Zbigniew Rogalski

Autoportret pod płótnem

Zbyszek nie wstydzi się, że jest malarzem. Co więcej, niemal ostentacyjnie ujawnia na swoich obrazach rozterki współczesnego malarza: że nie wiadomo dokąd prowadzi pokrywanie farbą płótna, że w pracowni często straszy, że nigdy nie można być pewnym tego co widzą oczy i umysł, bo wszystko to może być zaledwie złudzeniem optycznym. Dlatego malarstwo Rogalskiego efektownie oscyluje między fotorealizmem, a swobodną malarską fantazją.

Wśród jego najnowszych prac przykuwa wzrok duże płótno przedstawiające Zbyszka i jego dziewczynę Karolinę kucających na dywanie i malujących podróbki banknotów 100 eurowych. Obraz ten ma w sobie coś z cichego manifestu, opowiada, że tak malarz jak i jego sztuka nie żyją w zamkniętym rezerwacie, a rzeczywistość oczekuje od artysty reakcji. Zarazem jednak młody malarz jest świadomy znikomej siły własnych gestów, nawet malowanie banknotów nie wydaje się być czynnością, która faktycznie ma szansę odmienić losy świata. Inny obraz, zatytułowany wprost "Obraz o tematyce społecznej", nie przypadkowo jest więc niemal abstrakcyjny.

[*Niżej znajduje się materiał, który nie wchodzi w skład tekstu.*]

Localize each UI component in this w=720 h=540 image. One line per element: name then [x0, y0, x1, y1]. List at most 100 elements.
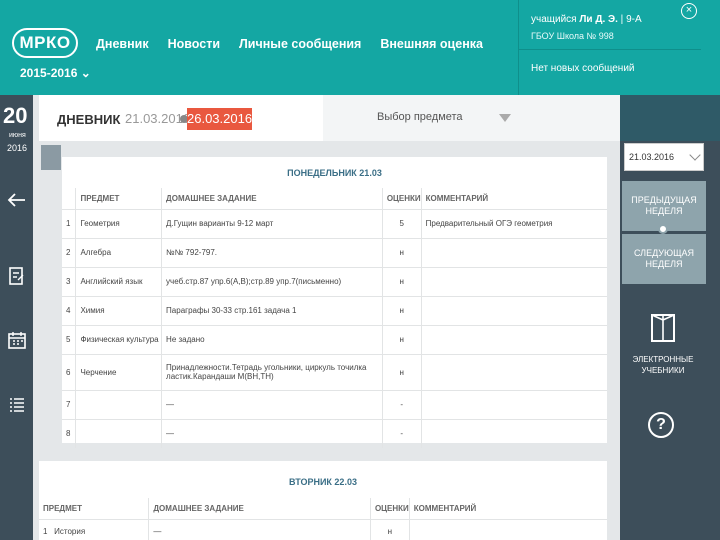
lesson-homework: учеб.стр.87 упр.6(A,B);стр.89 упр.7(пись…	[161, 266, 383, 296]
nav-diary[interactable]: Дневник	[96, 37, 149, 51]
collapse-handle[interactable]	[41, 145, 61, 170]
lesson-num: 4	[62, 295, 76, 325]
today-month: июня	[9, 132, 26, 139]
mrko-logo[interactable]: МРКО	[12, 28, 78, 58]
nav-messages[interactable]: Личные сообщения	[239, 37, 361, 51]
subject-select-label: Выбор предмета	[377, 111, 463, 123]
col-subject: ПРЕДМЕТ	[43, 503, 83, 513]
left-sidebar: 20 июня 2016	[0, 95, 33, 540]
week-toggle-knob	[658, 224, 668, 234]
list-icon[interactable]	[4, 392, 29, 417]
day-card-tuesday: ВТОРНИК 22.03 ПРЕДМЕТ ДОМАШНЕЕ ЗАДАНИЕ О…	[39, 461, 607, 540]
col-subject: ПРЕДМЕТ	[75, 188, 162, 209]
lesson-homework: —	[148, 518, 371, 540]
lesson-grade[interactable]: н	[369, 518, 410, 540]
day-title: ПОНЕДЕЛЬНИК 21.03	[287, 168, 382, 178]
lesson-subject: Алгебра	[75, 237, 162, 267]
today-year: 2016	[7, 143, 28, 153]
lesson-num: 5	[62, 324, 76, 354]
lessons-table: ПРЕДМЕТ ДОМАШНЕЕ ЗАДАНИЕ ОЦЕНКИ КОММЕНТА…	[62, 188, 607, 448]
ebooks-button[interactable]: ЭЛЕКТРОННЫЕ УЧЕБНИКИ	[620, 297, 706, 397]
user-name[interactable]: Ли Д. Э.	[579, 14, 618, 25]
table-row[interactable]: 7 — -	[62, 389, 607, 419]
col-num	[62, 188, 76, 209]
lesson-homework: Принадлежности.Тетрадь угольники, циркул…	[161, 353, 383, 390]
diary-content: ПОНЕДЕЛЬНИК 21.03 ПРЕДМЕТ ДОМАШНЕЕ ЗАДАН…	[39, 141, 620, 540]
diary-edit-icon[interactable]	[4, 263, 29, 288]
table-row[interactable]: 2 Алгебра №№ 792-797. н	[62, 237, 607, 267]
lesson-num: 8	[62, 418, 76, 448]
next-week-button[interactable]: СЛЕДУЮЩАЯ НЕДЕЛЯ	[622, 234, 706, 284]
lesson-grade[interactable]: н	[381, 353, 422, 390]
lessons-body: 1 Геометрия Д.Гущин варианты 9-12 март 5…	[62, 208, 607, 448]
lesson-grade[interactable]: -	[381, 418, 422, 448]
table-row[interactable]: 3 Английский язык учеб.стр.87 упр.6(A,B)…	[62, 266, 607, 296]
lesson-subject: Геометрия	[75, 208, 162, 238]
calendar-icon[interactable]	[4, 327, 29, 352]
lesson-grade[interactable]: н	[381, 237, 422, 267]
week-end-date[interactable]: 26.03.2016	[187, 108, 252, 130]
table-row[interactable]: 8 — -	[62, 418, 607, 448]
lessons-body: 1 История — н	[39, 518, 607, 540]
back-arrow-icon[interactable]	[4, 187, 29, 212]
lesson-comment	[420, 418, 607, 448]
user-divider	[519, 49, 701, 50]
lesson-subject: Английский язык	[75, 266, 162, 296]
lesson-comment: Предварительный ОГЭ геометрия	[420, 208, 607, 238]
main-nav: Дневник Новости Личные сообщения Внешняя…	[96, 37, 483, 51]
lesson-grade[interactable]: -	[381, 389, 422, 419]
subject-select[interactable]: Выбор предмета	[323, 95, 620, 141]
lesson-subject: 1 История	[39, 518, 149, 540]
lesson-subject-name: История	[54, 526, 86, 536]
lesson-num: 7	[62, 389, 76, 419]
lesson-comment	[420, 324, 607, 354]
right-top-block	[620, 95, 720, 141]
user-class: 9-А	[626, 14, 642, 25]
table-row[interactable]: 5 Физическая культура Не задано н	[62, 324, 607, 354]
nav-external-grades[interactable]: Внешняя оценка	[380, 37, 483, 51]
messages-status[interactable]: Нет новых сообщений	[531, 63, 635, 74]
table-row[interactable]: 1 История — н	[39, 518, 607, 540]
chevron-down-icon: ⌄	[77, 66, 91, 80]
lesson-grade[interactable]: н	[381, 295, 422, 325]
day-title: ВТОРНИК 22.03	[289, 477, 357, 487]
col-homework: ДОМАШНЕЕ ЗАДАНИЕ	[161, 188, 383, 209]
lesson-subject	[75, 389, 162, 419]
user-info: учащийся Ли Д. Э. | 9-А	[531, 14, 642, 25]
lesson-comment	[420, 389, 607, 419]
table-header-row: ПРЕДМЕТ ДОМАШНЕЕ ЗАДАНИЕ ОЦЕНКИ КОММЕНТА…	[62, 188, 607, 209]
close-icon[interactable]: ×	[681, 3, 697, 19]
table-row[interactable]: 4 Химия Параграфы 30-33 стр.161 задача 1…	[62, 295, 607, 325]
lesson-homework: Не задано	[161, 324, 383, 354]
col-comment: КОММЕНТАРИЙ	[420, 188, 607, 209]
lessons-table: ПРЕДМЕТ ДОМАШНЕЕ ЗАДАНИЕ ОЦЕНКИ КОММЕНТА…	[39, 498, 607, 540]
lesson-comment	[420, 295, 607, 325]
day-card-monday: ПОНЕДЕЛЬНИК 21.03 ПРЕДМЕТ ДОМАШНЕЕ ЗАДАН…	[62, 157, 607, 448]
lesson-homework: Параграфы 30-33 стр.161 задача 1	[161, 295, 383, 325]
lesson-comment	[408, 518, 607, 540]
nav-news[interactable]: Новости	[168, 37, 220, 51]
lesson-homework: —	[161, 389, 383, 419]
lesson-num: 6	[62, 353, 76, 390]
lesson-grade[interactable]: н	[381, 324, 422, 354]
lesson-num: 3	[62, 266, 76, 296]
lesson-comment	[420, 353, 607, 390]
lesson-num: 1	[62, 208, 76, 238]
help-button[interactable]: ?	[620, 397, 706, 457]
col-homework: ДОМАШНЕЕ ЗАДАНИЕ	[148, 498, 371, 519]
dropdown-arrow-icon	[499, 114, 511, 122]
user-panel: учащийся Ли Д. Э. | 9-А ГБОУ Школа № 998…	[518, 0, 701, 95]
school-year-selector[interactable]: 2015-2016 ⌄	[20, 66, 91, 80]
diary-header: ДНЕВНИК 21.03.2016 26.03.2016 Выбор пред…	[39, 95, 620, 141]
lesson-subject	[75, 418, 162, 448]
lesson-comment	[420, 237, 607, 267]
lesson-subject: Химия	[75, 295, 162, 325]
lesson-grade[interactable]: н	[381, 266, 422, 296]
help-icon: ?	[648, 412, 674, 438]
lesson-grade[interactable]: 5	[381, 208, 422, 238]
date-picker[interactable]: 21.03.2016	[624, 143, 704, 171]
table-row[interactable]: 6 Черчение Принадлежности.Тетрадь угольн…	[62, 353, 607, 390]
table-row[interactable]: 1 Геометрия Д.Гущин варианты 9-12 март 5…	[62, 208, 607, 238]
user-school: ГБОУ Школа № 998	[531, 31, 614, 41]
chevron-down-icon	[689, 149, 701, 161]
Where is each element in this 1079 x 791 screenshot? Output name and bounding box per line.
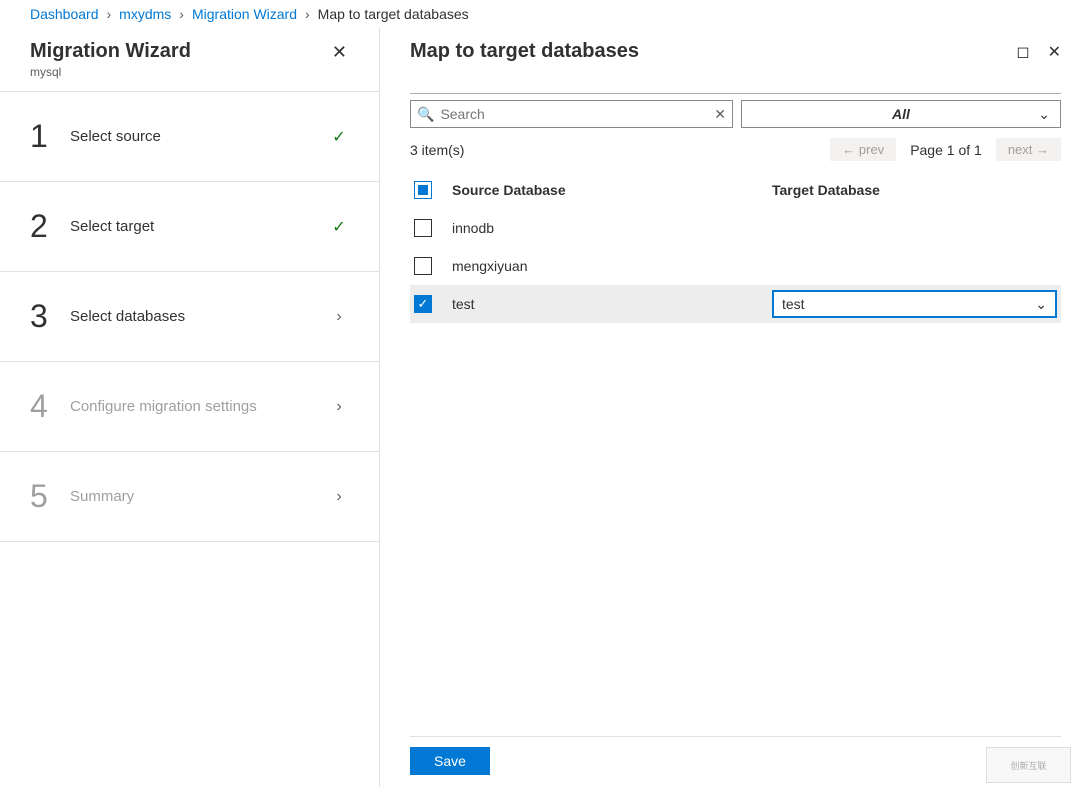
step-label: Select target bbox=[70, 218, 329, 235]
breadcrumb-current: Map to target databases bbox=[318, 6, 469, 22]
step-number: 2 bbox=[30, 208, 70, 245]
source-db-name: test bbox=[452, 296, 772, 312]
page-title: Map to target databases bbox=[410, 40, 639, 63]
wizard-step-select-target[interactable]: 2 Select target ✓ bbox=[0, 182, 379, 272]
step-number: 4 bbox=[30, 388, 70, 425]
breadcrumb-link[interactable]: mxydms bbox=[119, 6, 171, 22]
target-db-dropdown[interactable]: test ⌄ bbox=[772, 290, 1057, 318]
database-table: Source Database Target Database innodb m… bbox=[410, 171, 1061, 323]
close-icon[interactable]: ✕ bbox=[330, 40, 349, 65]
step-number: 3 bbox=[30, 298, 70, 335]
main-panel: Map to target databases ◻ ✕ 🔍 ✕ All ⌄ 3 … bbox=[380, 28, 1079, 787]
wizard-step-select-databases[interactable]: 3 Select databases › bbox=[0, 272, 379, 362]
table-row[interactable]: mengxiyuan bbox=[410, 247, 1061, 285]
chevron-right-icon: › bbox=[305, 6, 310, 22]
row-checkbox[interactable]: ✓ bbox=[414, 295, 432, 313]
search-input[interactable]: 🔍 ✕ bbox=[410, 100, 733, 128]
check-icon: ✓ bbox=[329, 127, 349, 147]
chevron-right-icon: › bbox=[107, 6, 112, 22]
row-checkbox[interactable] bbox=[414, 257, 432, 275]
step-label: Select databases bbox=[70, 308, 329, 325]
page-status: Page 1 of 1 bbox=[910, 142, 982, 158]
sidebar-subtitle: mysql bbox=[30, 65, 191, 79]
search-icon: 🔍 bbox=[417, 106, 434, 123]
chevron-down-icon: ⌄ bbox=[1035, 296, 1047, 313]
source-db-name: innodb bbox=[452, 220, 772, 236]
table-row[interactable]: ✓ test test ⌄ bbox=[410, 285, 1061, 323]
chevron-down-icon: ⌄ bbox=[1038, 106, 1050, 123]
select-all-checkbox[interactable] bbox=[414, 181, 432, 199]
check-icon: ✓ bbox=[329, 217, 349, 237]
clear-icon[interactable]: ✕ bbox=[714, 106, 726, 123]
chevron-right-icon: › bbox=[329, 308, 349, 326]
chevron-right-icon: › bbox=[179, 6, 184, 22]
wizard-sidebar: Migration Wizard mysql ✕ 1 Select source… bbox=[0, 28, 380, 787]
save-button[interactable]: Save bbox=[410, 747, 490, 775]
prev-button[interactable]: ← prev bbox=[830, 138, 896, 161]
wizard-step-configure-settings[interactable]: 4 Configure migration settings › bbox=[0, 362, 379, 452]
search-field[interactable] bbox=[440, 106, 714, 122]
chevron-right-icon: › bbox=[329, 398, 349, 416]
sidebar-title: Migration Wizard bbox=[30, 40, 191, 63]
filter-label: All bbox=[892, 106, 910, 122]
row-checkbox[interactable] bbox=[414, 219, 432, 237]
step-number: 1 bbox=[30, 118, 70, 155]
wizard-step-summary[interactable]: 5 Summary › bbox=[0, 452, 379, 542]
column-source: Source Database bbox=[452, 182, 772, 198]
breadcrumb-link[interactable]: Dashboard bbox=[30, 6, 99, 22]
restore-icon[interactable]: ◻ bbox=[1016, 42, 1029, 62]
close-icon[interactable]: ✕ bbox=[1048, 42, 1061, 62]
watermark-logo: 创新互联 bbox=[986, 747, 1071, 783]
breadcrumb-link[interactable]: Migration Wizard bbox=[192, 6, 297, 22]
table-row[interactable]: innodb bbox=[410, 209, 1061, 247]
source-db-name: mengxiyuan bbox=[452, 258, 772, 274]
step-label: Summary bbox=[70, 488, 329, 505]
step-number: 5 bbox=[30, 478, 70, 515]
breadcrumb: Dashboard › mxydms › Migration Wizard › … bbox=[0, 0, 1079, 28]
column-target: Target Database bbox=[772, 182, 1061, 198]
table-header: Source Database Target Database bbox=[410, 171, 1061, 209]
filter-dropdown[interactable]: All ⌄ bbox=[741, 100, 1061, 128]
wizard-step-select-source[interactable]: 1 Select source ✓ bbox=[0, 92, 379, 182]
step-label: Select source bbox=[70, 128, 329, 145]
chevron-right-icon: › bbox=[329, 488, 349, 506]
step-label: Configure migration settings bbox=[70, 398, 329, 415]
target-db-value: test bbox=[782, 296, 805, 312]
item-count: 3 item(s) bbox=[410, 142, 464, 158]
divider bbox=[410, 93, 1061, 94]
next-button[interactable]: next → bbox=[996, 138, 1061, 161]
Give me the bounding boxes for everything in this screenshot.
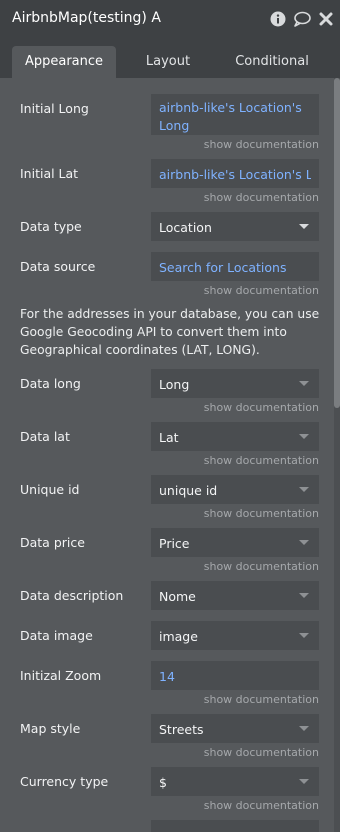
show-documentation-link[interactable]: show documentation bbox=[204, 138, 319, 151]
data-long-label: Data long bbox=[20, 376, 81, 391]
show-documentation-link[interactable]: show documentation bbox=[204, 454, 319, 467]
data-type-value: Location bbox=[159, 220, 212, 235]
data-source-label: Data source bbox=[20, 259, 96, 274]
currency-type-value: $ bbox=[159, 775, 167, 790]
data-image-dropdown[interactable]: image bbox=[151, 621, 319, 650]
map-style-value: Streets bbox=[159, 722, 204, 737]
chevron-down-icon bbox=[299, 434, 309, 439]
chevron-down-icon bbox=[299, 779, 309, 784]
initial-zoom-input[interactable]: 14 bbox=[151, 661, 319, 690]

Dlaczego więc malowanie i oglądanie obrazów sprawia wciąż przyjemność, i dlaczego ciągle jeszcze ma sens? Odpowiedzi udzielą po trosze kolejne obrazy, które utrwalają krótkotrwałe, ulotne stany ducha lub materii: słowo "BJÖRK" zapisane palcem na zaparowanym lustrze, czaszki unoszące się nad pogrążoną w bezsenności postacią czy autoportret, na którym z ciała malarza odpryskują drobne kawałki. Rogalski wprowadza w świat realnych obrazów stany emocji, które dotąd nie miały swoich wizualnych odpowiedników. Usiłuje namalować specyficzne, współczesne doświadczenie świata: migotliwego, ulotnego i wciąż coraz mniej oczywistego. W ten również sposób malarz próbuje przywrócić obrazom ich niegdysiejszą moc, swoistych ikon czasów, w których powstały.

Zbigniew Rogalski (rocznik 1974, absolwent ASP w Poznaniu) należy do najciekawszych malarzy pokolenia, które debiutowało około roku 2000. W 2000 roku odbyła się jego wystawa indywidualna w warszawskim zuju. Zbyszek pokazywał również swoje obrazy m.in. na zujowej wystawie "Scena 2000", a w 2001 roku został zwycięzcą konkursu malarskiego im. Gepperta we wrocławskiej galerii BWA Awangarda (jeden ze zwycięskich obrazów została zakupiony do kolekcji tygodnika "Polityka"). Od tamtego czasu zajmował się głównie pracami fotograficznymi oraz wideo, współtworząc wraz z Hubertem Czerepokiem renomowany duet artystyczny Magisters. Po kilkumiesięcznym pobycie stypendialnym w Norwegii jesienią 2002, powrócił do malowania. "Autoportret pod płótnem" to wystawa jego najnowszych obrazów, powstałych w ciągu ostatnich miesięcy.